Indeed, think about the shift you experienced from before your first ever class and after it: before, you probably worried about ‘all the difficult questions’, but after you more likely worried about whether you’d ever get any communication out of your class. Most students won’t ask stuff, and they ones that do are the ones who are interested in what you have to say.
Thirdly, the classroom isn’t a quiz show. There isn’t a prize for answering quickly and you don’t just move after your answer. Instead see questions as part of a dialogue with students. You can ask them to explain or expand on their question if you think that might help. You can say that you don’t have the answer to hand, but you’ll come back to them with it (and then you must totally do that). You can ask the rest of the class if they have any ideas.

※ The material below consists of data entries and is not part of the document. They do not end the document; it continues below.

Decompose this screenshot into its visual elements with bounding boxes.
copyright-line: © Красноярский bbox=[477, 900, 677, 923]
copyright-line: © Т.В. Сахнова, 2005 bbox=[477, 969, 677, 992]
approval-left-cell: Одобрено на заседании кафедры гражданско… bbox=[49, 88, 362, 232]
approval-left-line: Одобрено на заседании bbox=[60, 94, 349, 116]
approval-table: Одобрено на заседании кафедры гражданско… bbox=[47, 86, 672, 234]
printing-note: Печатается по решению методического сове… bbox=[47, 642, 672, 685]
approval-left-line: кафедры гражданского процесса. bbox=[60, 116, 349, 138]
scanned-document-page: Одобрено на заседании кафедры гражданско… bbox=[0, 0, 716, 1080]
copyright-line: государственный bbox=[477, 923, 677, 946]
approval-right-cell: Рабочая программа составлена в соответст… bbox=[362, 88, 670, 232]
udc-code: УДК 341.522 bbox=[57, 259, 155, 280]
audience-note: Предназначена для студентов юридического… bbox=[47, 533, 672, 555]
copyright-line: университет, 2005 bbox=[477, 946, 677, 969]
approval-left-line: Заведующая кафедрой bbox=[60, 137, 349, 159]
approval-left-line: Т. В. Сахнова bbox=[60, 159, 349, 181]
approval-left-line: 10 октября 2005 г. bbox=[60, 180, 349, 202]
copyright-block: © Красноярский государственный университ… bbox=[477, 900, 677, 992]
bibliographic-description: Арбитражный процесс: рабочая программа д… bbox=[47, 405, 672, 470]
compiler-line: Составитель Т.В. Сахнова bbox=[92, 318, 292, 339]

[Another small aside from my first month of teaching: I got asked to explain voluntary export restraints, and got no further than that rearranging the three words and shrugging. This was not good.]
In short, see questions not as a threat, but an opportunity.
Yes, you should think about what students might ask about – the stuff that you know people find tricky, the application to a contemporary case – but more important is treating a question as a way to valorise the student in the learning process (that’s what ‘there are no stupid questions’ really means BTW), to give them a stake in your class. The more you respond constructively to questions, the more comfortable students will be in asking, and the better the chances that they will understand what you want them to be learning.
Maybe all those guest on those American podcasts might actually be on to something after all.